Sunday, June 22, 2014

Beginning of the First World War - the Assassination of Franz Ferdinand in Sarajevo

Gavrillo Princip, Franz Ferdinand's murderer

100 years ago, on the 28th June 1914, the heir to the Austrian Empire, Franz Ferdinand, was murdered in Sarajevo, the capital of Bosnia, while he was visiting the city.

Franz Ferdinand
Bosnia was in the very south-east corner of the Austrian empire and some people there wanted to be independent from Austria and set up their own state which could run itself.


Serbia was blamed by Austria for this murder. Serbia was near to Bosnia and it had encouraged the Black Hand Gang and given the gang weapons. Serbia hoped that both herself and Bosnia would unite to form a new Balkan state.

Austria decided that Serbia must be punished and planned to invade her. Serbia called on her old friend Russia to help her. Now the alliance/entente came in to play. One country from each was involved on opposite sides. The situation could only get worse.

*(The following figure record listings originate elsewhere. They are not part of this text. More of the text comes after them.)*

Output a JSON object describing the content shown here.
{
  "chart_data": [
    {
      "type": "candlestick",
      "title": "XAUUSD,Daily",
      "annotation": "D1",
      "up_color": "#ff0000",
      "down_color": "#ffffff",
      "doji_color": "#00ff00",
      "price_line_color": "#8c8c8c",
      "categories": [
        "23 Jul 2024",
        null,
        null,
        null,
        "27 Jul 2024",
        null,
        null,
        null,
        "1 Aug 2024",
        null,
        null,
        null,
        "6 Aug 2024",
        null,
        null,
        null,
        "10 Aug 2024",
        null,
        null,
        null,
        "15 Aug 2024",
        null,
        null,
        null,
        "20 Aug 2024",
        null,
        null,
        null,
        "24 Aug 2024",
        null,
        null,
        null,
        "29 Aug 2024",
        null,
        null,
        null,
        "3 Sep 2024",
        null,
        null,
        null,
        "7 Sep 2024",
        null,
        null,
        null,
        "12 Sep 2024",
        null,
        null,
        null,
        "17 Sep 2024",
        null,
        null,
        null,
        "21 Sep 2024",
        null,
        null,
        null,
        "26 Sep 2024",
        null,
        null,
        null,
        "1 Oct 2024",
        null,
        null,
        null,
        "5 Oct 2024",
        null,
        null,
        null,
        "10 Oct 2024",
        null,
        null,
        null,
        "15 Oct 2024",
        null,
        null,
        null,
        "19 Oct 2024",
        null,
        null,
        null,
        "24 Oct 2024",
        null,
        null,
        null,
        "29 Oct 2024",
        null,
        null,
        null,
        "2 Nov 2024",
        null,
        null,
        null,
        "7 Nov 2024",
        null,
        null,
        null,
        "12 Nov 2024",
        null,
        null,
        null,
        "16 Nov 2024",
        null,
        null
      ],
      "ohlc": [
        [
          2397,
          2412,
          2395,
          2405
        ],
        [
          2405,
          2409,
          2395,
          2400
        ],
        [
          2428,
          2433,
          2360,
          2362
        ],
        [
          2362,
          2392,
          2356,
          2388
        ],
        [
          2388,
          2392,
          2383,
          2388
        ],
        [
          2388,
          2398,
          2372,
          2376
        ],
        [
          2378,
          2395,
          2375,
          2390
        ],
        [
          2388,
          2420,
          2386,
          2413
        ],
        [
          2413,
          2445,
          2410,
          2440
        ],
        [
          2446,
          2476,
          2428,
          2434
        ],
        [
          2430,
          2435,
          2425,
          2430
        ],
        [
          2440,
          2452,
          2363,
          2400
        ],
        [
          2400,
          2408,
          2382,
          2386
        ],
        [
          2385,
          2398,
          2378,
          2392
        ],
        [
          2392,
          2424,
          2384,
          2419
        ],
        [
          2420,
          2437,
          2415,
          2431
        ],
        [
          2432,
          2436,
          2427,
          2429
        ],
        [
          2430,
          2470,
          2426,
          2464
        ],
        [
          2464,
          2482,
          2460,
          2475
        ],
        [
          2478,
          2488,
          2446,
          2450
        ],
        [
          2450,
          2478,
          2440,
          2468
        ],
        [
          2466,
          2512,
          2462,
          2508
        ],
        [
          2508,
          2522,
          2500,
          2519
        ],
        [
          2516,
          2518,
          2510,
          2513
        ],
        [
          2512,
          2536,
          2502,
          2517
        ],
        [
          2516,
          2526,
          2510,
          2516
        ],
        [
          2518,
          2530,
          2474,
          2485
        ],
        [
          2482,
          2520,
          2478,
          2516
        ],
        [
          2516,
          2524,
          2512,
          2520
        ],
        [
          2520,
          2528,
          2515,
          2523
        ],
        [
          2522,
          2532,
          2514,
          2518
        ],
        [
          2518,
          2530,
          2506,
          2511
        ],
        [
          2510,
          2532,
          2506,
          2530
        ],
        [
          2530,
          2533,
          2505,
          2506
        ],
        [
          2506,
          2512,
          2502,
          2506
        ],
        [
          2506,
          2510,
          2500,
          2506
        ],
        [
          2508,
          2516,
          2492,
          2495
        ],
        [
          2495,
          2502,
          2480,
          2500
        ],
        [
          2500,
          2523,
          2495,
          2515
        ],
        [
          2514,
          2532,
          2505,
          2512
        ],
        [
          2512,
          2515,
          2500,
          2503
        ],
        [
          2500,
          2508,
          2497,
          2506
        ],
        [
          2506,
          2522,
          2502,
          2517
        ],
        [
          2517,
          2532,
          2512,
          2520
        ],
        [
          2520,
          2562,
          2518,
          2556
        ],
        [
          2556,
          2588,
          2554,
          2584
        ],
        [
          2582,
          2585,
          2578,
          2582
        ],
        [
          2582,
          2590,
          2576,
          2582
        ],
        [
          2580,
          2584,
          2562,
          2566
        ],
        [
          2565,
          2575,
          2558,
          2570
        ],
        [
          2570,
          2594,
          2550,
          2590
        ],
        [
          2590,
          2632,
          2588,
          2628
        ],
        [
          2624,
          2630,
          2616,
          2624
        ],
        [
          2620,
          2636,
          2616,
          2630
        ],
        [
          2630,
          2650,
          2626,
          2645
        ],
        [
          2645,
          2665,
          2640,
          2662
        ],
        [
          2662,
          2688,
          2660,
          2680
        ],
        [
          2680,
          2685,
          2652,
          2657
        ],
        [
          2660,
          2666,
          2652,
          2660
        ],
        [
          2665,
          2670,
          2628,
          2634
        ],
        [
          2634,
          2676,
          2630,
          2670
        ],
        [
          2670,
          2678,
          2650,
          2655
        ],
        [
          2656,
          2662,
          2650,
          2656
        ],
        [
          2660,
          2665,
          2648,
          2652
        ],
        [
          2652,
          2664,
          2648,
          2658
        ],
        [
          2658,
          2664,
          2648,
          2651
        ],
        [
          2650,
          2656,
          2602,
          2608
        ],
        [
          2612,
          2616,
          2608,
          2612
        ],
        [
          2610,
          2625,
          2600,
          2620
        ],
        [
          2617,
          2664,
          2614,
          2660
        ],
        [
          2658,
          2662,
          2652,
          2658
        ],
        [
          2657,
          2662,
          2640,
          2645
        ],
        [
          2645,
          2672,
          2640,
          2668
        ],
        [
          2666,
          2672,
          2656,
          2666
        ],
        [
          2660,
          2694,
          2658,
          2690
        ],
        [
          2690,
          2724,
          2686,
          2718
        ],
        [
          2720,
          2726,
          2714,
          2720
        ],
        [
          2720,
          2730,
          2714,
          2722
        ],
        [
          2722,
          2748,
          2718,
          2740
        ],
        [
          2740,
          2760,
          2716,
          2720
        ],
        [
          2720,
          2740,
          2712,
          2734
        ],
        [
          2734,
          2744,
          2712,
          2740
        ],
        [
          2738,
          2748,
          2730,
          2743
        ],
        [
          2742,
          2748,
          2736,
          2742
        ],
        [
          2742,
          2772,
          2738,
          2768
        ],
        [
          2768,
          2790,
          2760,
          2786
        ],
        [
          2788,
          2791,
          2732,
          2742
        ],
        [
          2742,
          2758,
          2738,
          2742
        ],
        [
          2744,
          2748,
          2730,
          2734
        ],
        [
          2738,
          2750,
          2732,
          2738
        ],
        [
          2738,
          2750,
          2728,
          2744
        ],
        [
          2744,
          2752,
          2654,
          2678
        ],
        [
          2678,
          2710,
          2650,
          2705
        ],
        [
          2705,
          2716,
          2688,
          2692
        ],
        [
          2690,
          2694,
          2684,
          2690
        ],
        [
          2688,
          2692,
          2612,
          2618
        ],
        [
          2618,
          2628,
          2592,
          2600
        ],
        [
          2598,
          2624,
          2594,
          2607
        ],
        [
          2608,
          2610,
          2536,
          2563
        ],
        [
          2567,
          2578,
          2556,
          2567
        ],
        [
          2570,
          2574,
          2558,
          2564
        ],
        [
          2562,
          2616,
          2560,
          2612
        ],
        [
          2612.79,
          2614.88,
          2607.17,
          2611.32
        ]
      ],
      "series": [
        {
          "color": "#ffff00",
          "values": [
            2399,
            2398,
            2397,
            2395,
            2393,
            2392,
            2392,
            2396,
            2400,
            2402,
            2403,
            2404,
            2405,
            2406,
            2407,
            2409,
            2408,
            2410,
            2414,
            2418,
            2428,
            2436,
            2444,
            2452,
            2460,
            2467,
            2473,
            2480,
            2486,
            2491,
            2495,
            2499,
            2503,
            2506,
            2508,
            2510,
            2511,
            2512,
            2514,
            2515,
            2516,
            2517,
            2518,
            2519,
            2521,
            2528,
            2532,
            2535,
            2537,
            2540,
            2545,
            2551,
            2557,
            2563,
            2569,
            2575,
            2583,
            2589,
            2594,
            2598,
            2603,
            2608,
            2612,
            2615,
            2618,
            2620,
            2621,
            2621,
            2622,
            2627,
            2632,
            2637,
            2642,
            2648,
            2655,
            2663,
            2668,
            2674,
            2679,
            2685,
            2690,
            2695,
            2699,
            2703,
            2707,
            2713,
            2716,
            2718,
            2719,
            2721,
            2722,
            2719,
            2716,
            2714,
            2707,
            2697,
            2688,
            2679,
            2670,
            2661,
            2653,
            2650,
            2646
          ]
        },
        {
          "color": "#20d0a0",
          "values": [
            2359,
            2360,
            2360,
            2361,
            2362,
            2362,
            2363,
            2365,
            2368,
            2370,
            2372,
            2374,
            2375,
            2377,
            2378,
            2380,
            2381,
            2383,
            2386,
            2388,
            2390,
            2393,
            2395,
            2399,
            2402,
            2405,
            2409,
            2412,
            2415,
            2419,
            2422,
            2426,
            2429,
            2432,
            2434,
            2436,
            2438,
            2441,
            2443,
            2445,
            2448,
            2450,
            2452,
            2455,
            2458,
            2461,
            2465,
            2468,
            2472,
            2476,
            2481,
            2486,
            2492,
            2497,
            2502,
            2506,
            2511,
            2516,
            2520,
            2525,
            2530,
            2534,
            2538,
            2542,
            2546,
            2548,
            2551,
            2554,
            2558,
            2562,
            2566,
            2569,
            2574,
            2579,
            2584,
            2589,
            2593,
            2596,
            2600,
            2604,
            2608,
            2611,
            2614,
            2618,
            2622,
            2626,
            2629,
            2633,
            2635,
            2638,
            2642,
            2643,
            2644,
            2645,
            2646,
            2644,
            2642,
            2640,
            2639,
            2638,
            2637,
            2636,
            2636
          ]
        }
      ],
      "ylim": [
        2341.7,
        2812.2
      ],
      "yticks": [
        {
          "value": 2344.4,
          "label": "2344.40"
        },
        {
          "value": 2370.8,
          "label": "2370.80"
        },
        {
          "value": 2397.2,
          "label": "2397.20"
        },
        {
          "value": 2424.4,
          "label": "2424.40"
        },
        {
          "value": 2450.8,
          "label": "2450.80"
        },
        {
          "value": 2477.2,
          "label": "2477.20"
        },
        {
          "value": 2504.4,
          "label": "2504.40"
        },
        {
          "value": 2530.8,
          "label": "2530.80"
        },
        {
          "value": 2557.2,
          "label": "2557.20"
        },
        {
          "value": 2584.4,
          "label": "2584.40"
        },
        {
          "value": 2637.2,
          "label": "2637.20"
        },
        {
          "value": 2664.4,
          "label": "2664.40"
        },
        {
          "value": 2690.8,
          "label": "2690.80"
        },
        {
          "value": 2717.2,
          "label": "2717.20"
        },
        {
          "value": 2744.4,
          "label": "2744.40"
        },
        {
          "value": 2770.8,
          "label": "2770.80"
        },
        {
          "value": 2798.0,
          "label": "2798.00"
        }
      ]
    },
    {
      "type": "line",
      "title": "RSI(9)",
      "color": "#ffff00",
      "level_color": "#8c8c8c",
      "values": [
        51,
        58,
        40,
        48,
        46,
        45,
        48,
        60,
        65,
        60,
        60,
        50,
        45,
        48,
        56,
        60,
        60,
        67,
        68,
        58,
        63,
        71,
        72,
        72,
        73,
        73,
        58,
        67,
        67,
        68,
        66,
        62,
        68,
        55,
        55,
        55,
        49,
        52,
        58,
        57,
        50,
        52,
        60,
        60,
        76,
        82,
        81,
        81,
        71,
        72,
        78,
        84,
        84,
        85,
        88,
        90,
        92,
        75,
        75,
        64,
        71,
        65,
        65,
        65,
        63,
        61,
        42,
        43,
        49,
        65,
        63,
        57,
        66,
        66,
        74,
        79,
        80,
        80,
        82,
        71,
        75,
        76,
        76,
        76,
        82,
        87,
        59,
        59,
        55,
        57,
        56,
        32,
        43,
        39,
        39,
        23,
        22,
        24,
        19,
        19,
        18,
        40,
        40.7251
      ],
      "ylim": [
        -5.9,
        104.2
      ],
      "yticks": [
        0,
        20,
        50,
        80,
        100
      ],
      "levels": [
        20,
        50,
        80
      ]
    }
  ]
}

Serbia would have been easy for Austria to crush but Russia was a different issue. She had a huge army and Austria would not have coped with a Austro-Russian war. Austria called on Germany for help. The German government agreed to this and their response provoked the French government.

However, unknown to anybody other than the German government, the German army had created a plan called the Schlieffen Plan. Schlieffen was a senior German army officer and he believed that the German army was superior to any army in Europe but that it could not fight a war on two fronts - France and Russia. 

However, he calculated that the vast Russian army would take 6 weeks to get itself organised - called mobilisation - and that in that time, the Germans could attack the French, beat them and then send their army across Europe to fight the Russians. The German High Command accepted this plan. But it had one problem. It relied on what the French or Russians did and the actions of one would provoke a German response and not the other way round. In other words, the Germans had to react to a situation as opposed to controlling it.

When France called up her army, Germany had no choice but to carry out the Schlieffen Plan. This plan involved an attack on France via Belgium.

Britain had given Belgium a guarantee in 1839 that if anybody attacked her, Britain would attack the attacker.

Therefore, within weeks of the murder at Sarajevo, five out of the six countries that had signed the two treaties were on the verge of war.

On August 4th, 1914, Germany invaded Belgium. Britain declared war on Germany. France and Russia supported Britain. Austria supported Germany. Only Italy did not get involved - yet.

Every country concerned was convinced that the war would last only from August to Christmas 1914 but it lasted until 1918 and millions of people died in what was later called the Great War.